Get the hyperparameters of the posterior distribution.

Returns:
hn_paramsdict of {str: numpy.ndarray}
  • "hn_m_vec" : The value of self.hn_m_vec

  • "hn_kappa" : The value of self.hn_kappa

  • "hn_nu" : The value of self.hn_nu

  • "hn_w_mat" : The value of self.hn_w_mat

update_posterior(x)#

Update the hyperparameters of the posterior distribution using traning data.

Parameters:
xnumpy.ndarray

All the elements must be real number.

estimate_params(loss='squared', dict_out=False)#

Estimate the parameter of the stochastic data generative model under the given criterion.
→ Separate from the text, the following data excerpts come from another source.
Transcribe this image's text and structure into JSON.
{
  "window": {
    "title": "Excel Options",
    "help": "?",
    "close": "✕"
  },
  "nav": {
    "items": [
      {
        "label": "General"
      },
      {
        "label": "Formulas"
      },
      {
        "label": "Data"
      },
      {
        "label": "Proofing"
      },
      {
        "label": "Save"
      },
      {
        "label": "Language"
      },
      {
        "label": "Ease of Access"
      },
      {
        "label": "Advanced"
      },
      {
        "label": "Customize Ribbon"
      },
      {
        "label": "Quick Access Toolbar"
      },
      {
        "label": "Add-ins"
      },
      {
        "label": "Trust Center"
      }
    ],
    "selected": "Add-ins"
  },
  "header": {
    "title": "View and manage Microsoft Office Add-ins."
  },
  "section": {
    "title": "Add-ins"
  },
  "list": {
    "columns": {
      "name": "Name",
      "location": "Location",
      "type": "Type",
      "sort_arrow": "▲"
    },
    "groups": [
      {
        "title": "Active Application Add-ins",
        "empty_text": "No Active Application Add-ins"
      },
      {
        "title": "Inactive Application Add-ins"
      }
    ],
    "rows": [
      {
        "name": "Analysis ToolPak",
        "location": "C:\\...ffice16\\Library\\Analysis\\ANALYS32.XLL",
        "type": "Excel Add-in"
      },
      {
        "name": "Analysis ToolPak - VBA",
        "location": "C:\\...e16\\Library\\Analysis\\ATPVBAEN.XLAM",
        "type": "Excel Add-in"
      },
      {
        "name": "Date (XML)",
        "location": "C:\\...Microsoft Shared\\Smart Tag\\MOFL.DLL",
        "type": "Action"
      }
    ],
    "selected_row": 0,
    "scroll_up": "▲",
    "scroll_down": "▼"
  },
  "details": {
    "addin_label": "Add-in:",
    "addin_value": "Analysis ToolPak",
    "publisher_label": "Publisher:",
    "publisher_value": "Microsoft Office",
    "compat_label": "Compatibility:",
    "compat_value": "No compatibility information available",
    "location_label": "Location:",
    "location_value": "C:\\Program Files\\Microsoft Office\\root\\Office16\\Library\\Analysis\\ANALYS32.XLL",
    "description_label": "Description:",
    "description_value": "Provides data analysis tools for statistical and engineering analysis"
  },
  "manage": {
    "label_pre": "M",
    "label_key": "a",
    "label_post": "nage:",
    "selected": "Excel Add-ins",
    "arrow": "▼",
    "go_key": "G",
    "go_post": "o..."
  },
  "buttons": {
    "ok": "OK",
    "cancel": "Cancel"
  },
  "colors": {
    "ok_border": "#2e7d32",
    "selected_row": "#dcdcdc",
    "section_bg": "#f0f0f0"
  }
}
Note that the criterion is applied to estimating mu_vec and lambda_mat independently. Therefore, a tuple of the student’s t-distribution and the wishart distribution will be returned when loss=”KL”

Parameters:
lossstr, optional

Loss function underlying the Bayes risk function, by default “squared”. This function supports “squared”, “0-1”, and “KL”.

dict_outbool, optional

If True, output will be a dict, by default False.

Returns:
estimatestuple of {numpy ndarray, float, None, or rv_frozen}
  • mu_vec_hat : the estimate for mu_vec

  • lambda_mat_hat : the estimate for lambda_mat

The estimated values under the given loss function. If it is not exist, None will be returned. If the loss function is “KL”, the posterior distribution itself will be returned as rv_frozen object of scipy.stats.

visualize_posterior()#

Visualize the posterior distribution for the parameter.

Examples

>>> from bayesml import multivariate_normal
>>> gen_model = multivariate_normal.GenModel(c_degree=2)
>>> x = gen_model.gen_sample(100)
>>> learn_model = multivariate_normal.LearnModel(c_degree=2)
>>> learn_model.update_posterior(x)
>>> learn_model.visualize_posterior()
hn_m_vec:
[-0.06924909  0.08126454]
hn_kappa:
101.0
hn_nu:
102.0
hn_w_mat:
[[ 0.00983415 -0.00059828]
[-0.00059828  0.00741698]]
E[lambda_mat]=
[[ 1.0030838  -0.06102455]
[-0.06102455  0.7565315 ]]
_images/multivariate_normal_posterior.png
get_p_params()#

Get the parameters of the predictive distribution.

Returns:
p_paramsdict of {str: numpy.ndarray}
  • "p_m_vec" : The value of self.p_m_vec

  • "p_nu" : The value of self.p_nu

  • "p_v_mat" : The value of self.p_v_mat

calc_pred_dist()#

Calculate the parameters of the predictive distribution.

make_prediction(loss='squared')#

Predict a new data point under the given criterion.

Parameters:
lossstr, optional

Loss function underlying the Bayes risk function, by default “squared”. This function supports “squared”, “0-1”, and “KL”.

Returns:
Predicted_value{float, numpy.ndarray}

The predicted value under the given loss function. If the loss function is “KL”, the posterior distribution itself will be returned as rv_frozen object of scipy.stats.

pred_and_update(x, loss='squared')#

Predict a new data point and update the posterior sequentially.

Parameters:
xnumpy.ndarray

It must be a c_degree-dimensional vector

lossstr, optional

Loss function underlying the Bayes risk function, by default “squared”. This function supports “squared”, “0-1”, and “KL”.

Returns:
Predicted_value{float, numpy.ndarray}

The predicted value under the given loss function.